Smith addresses hiring process for bus drivers
Transportation and Maintenance Director for Tyler County Schools Troy Smith addressed the Tyler County Board of Education Monday evening, Feb. 14 concerning the hiring process for school bus drivers.
The process, Smith stated, is rather involved. “There is currently a shortage of drivers across the state,” he said. “Tyler County is fortunate to have good drivers. There is not a lot of turnaround in the department.”
In order to qualify as a school bus driver for the county, applicants must complete an application, pass a background check, go through the interview process, and complete at least 40 hours of classroom training. Drivers must obtain a class “B” CDL license as well as train for a minimum of 12 hours actual driving time. This training includes night driving, interstate and backroads driving. “The process can be lengthy,” added Smith. “We have one driver-trainer in Tyler County,” he added. Smith feels that one driver-trainer is sufficient for the county. Driver-trainers are re-certified with training every two years. The board will be considering applications for substitute bus drivers in the coming months. “We need to keep hiring good people for the ‘sub’ list,” commented board member Jimmy Wyatt. Some sub-list employees have been on the call list for four or five years, and have preferred hiring status for full-time positions as they open up. A call for interested candidates for training as a substitute bus driver is currently posted on the Tyler County Board of Education’s website. Deadline for applications is February 21 at 4 p.m. For more information concerning the qualifications needed, go to www.tylercountyboardofeducation.org.
“Can a driver be hired from another area if he or she has been certified in the state?” questioned board member Larry Thomas. Smith agreed that the hiring was possible, although “I would still want them to go through the 12 hour driver training course,” he added. Cost to the individual applicants run around $185 for background checks, license fees and certification. Smith noted that once hired, approximately $150 was refunded. The fee spent on the background check is not reimbursed.
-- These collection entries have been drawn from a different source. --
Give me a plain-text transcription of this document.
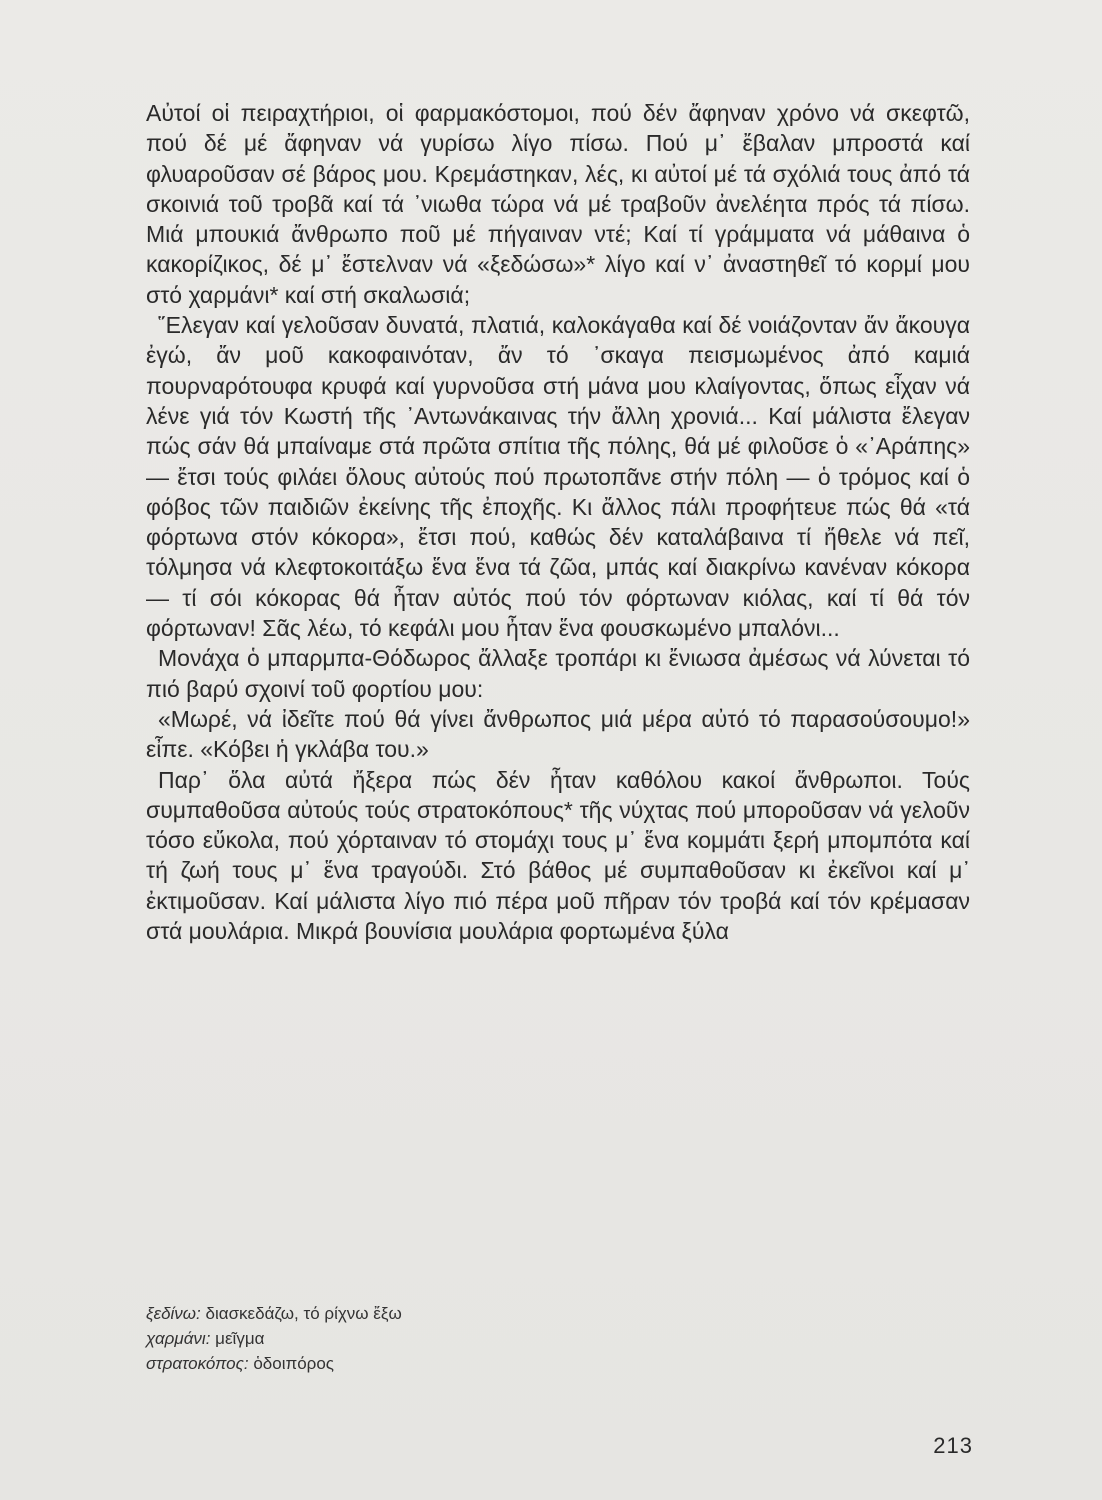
Αὐτοί οἱ πειραχτήριοι, οἱ φαρμακόστομοι, πού δέν ἄφηναν χρόνο νά σκεφτῶ, πού δέ μέ ἄφηναν νά γυρίσω λίγο πίσω. Πού μ᾽ ἔβαλαν μπροστά καί φλυαροῦσαν σέ βάρος μου. Κρεμάστηκαν, λές, κι αὐτοί μέ τά σχόλιά τους ἀπό τά σκοινιά τοῦ τροβᾶ καί τά ᾽νιωθα τώρα νά μέ τραβοῦν ἀνελέητα πρός τά πίσω. Μιά μπουκιά ἄνθρωπο ποῦ μέ πήγαιναν ντέ; Καί τί γράμματα νά μάθαινα ὁ κακορίζικος, δέ μ᾽ ἔστελναν νά «ξεδώσω»* λίγο καί ν᾽ ἀναστηθεῖ τό κορμί μου στό χαρμάνι* καί στή σκαλωσιά;

῞Ελεγαν καί γελοῦσαν δυνατά, πλατιά, καλοκάγαθα καί δέ νοιάζονταν ἄν ἄκουγα ἐγώ, ἄν μοῦ κακοφαινόταν, ἄν τό ᾽σκαγα πεισμωμένος ἀπό καμιά πουρναρότουφα κρυφά καί γυρνοῦσα στή μάνα μου κλαίγοντας, ὅπως εἶχαν νά λένε γιά τόν Κωστή τῆς ᾽Αντωνάκαινας τήν ἄλλη χρονιά... Καί μάλιστα ἔλεγαν πώς σάν θά μπαίναμε στά πρῶτα σπίτια τῆς πόλης, θά μέ φιλοῦσε ὁ «᾽Αράπης» — ἔτσι τούς φιλάει ὅλους αὐτούς πού πρωτοπᾶνε στήν πόλη — ὁ τρόμος καί ὁ φόβος τῶν παιδιῶν ἐκείνης τῆς ἐποχῆς. Κι ἄλλος πάλι προφήτευε πώς θά «τά φόρτωνα στόν κόκορα», ἔτσι πού, καθώς δέν καταλάβαινα τί ἤθελε νά πεῖ, τόλμησα νά κλεφτοκοιτάξω ἕνα ἕνα τά ζῶα, μπάς καί διακρίνω κανέναν κόκορα — τί σόι κόκορας θά ἦταν αὐτός πού τόν φόρτωναν κιόλας, καί τί θά τόν φόρτωναν! Σᾶς λέω, τό κεφάλι μου ἦταν ἕνα φουσκωμένο μπαλόνι...

Μονάχα ὁ μπαρμπα-Θόδωρος ἄλλαξε τροπάρι κι ἔνιωσα ἀμέσως νά λύνεται τό πιό βαρύ σχοινί τοῦ φορτίου μου:

«Μωρέ, νά ἰδεῖτε πού θά γίνει ἄνθρωπος μιά μέρα αὐτό τό παρασούσουμο!» εἶπε. «Κόβει ἡ γκλάβα του.»

Παρ᾽ ὅλα αὐτά ἤξερα πώς δέν ἦταν καθόλου κακοί ἄνθρωποι. Τούς συμπαθοῦσα αὐτούς τούς στρατοκόπους* τῆς νύχτας πού μποροῦσαν νά γελοῦν τόσο εὔκολα, πού χόρταιναν τό στομάχι τους μ᾽ ἕνα κομμάτι ξερή μπομπότα καί τή ζωή τους μ᾽ ἕνα τραγούδι. Στό βάθος μέ συμπαθοῦσαν κι ἐκεῖνοι καί μ᾽ ἐκτιμοῦσαν. Καί μάλιστα λίγο πιό πέρα μοῦ πῆραν τόν τροβά καί τόν κρέμασαν στά μουλάρια. Μικρά βουνίσια μουλάρια φορτωμένα ξύλα

ξεδίνω: διασκεδάζω, τό ρίχνω ἔξω
χαρμάνι: μεῖγμα
στρατοκόπος: ὁδοιπόρος
213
Tyler County currently operates 27 regular school bus routes and 3 special needs buses. In the upcoming school year, 26 regular routes will be operating due to consolidation of one route, along with the 3 special needs transports. Tyler County school buses travel around 270,000 miles a year. The board thanked Smith for his report and praised the department for a job well done.
Representatives from the Tyler County Public Library and Sistersville Public Library also addressed the board Monday evening. Rosanne Eastham and Carol Kucharski came before the board to request funding be continued for the Tyler County Public Library for the upcoming fiscal year.
“First, we want to thank you for your support in the past,” Ms. Eastham stated. “Without your help, we wouldn’t be able to operate. We appreciate you.” Eastham then went on to detail many of the library’s programs and functions in the community. “The library is not just a storage house for books,” she remarked. “In this depressed economy, many people rely on the library as a place to search for employment, take online classes and apply for positions. It’s not feasible for many residents to drive to Sistersville or New Martinsville libraries due to the cost of gas and the distance travelled.” Eastham further noted that the Middlebourne library serves the needs of pre-schoolers, providing a venue for a once a month for story time and crafts. “The preschool teachers bring the students over an hour before the library opens,” she said. “This makes our library an extended classroom setting.”
The board last year funded $7,000 of the library’s operating costs, which is part of local funds needed to match or exceed the maximum grant-in-aid established for the library. The Tyler County Library will receive a $16,866 grant for the fiscal year ending in June, 2011. Based on this figure, the library should receive matching funding from local taxing authorities. Along with the board’s $7,000 pledge, Tyler County Commission dedicated $2,000 in funding for the previous year. However, the Town of Middlebourne allocated no funding for the institution, making the monetary objective $8,000 short of it’s goal. Eastham stressed that the Tyler County Library is a vital resource to the community. “In the long run, we help by providing a more knowledgeable workforce for employers, which draws new businesses into the area.”
Heather Weekley of the Sistersville Public Library also requested that the board continue in its financial support. “We are not asking for an increase,” she noted. “We are simply asking for (the board) to allocate monetarily as in years before.” Weekley also presented board members with an overview of the library’s programs and functions and thanked the board for their commitment to help provide services to the townspeople of Sistersville. The Sistersville Public library provides such services as access to a fax machine, printers, laminator, copier and microfilm reader, free wireless internet, access to four in-house computers and tax forms, assistance with resumes and online job applications. “Whatever we can do to help our users, we try to do,” commented Weekley.
“The board will do what it can to help,” said member Larry Thomas. “We will consider your requests as we go over our budget. We want to support you.”
In other matters, the board approved the minutes of the faculty senate report, and approved three requests, including permission to use the TCHS auditorium on April 30 for 4-H Show and Tell Day, submitted by Extension Agent Christy Richmond.
Two personnel transfers were also approved by the board.
All members of the board, as well as Superintendent Robin Daquilante, were present at the meeting. The next regular meeting of the Tyler County Board of Education will be held Monday, Feb. 21 at 7 p.m. at the board office, located inside Tyler Consolidated High School.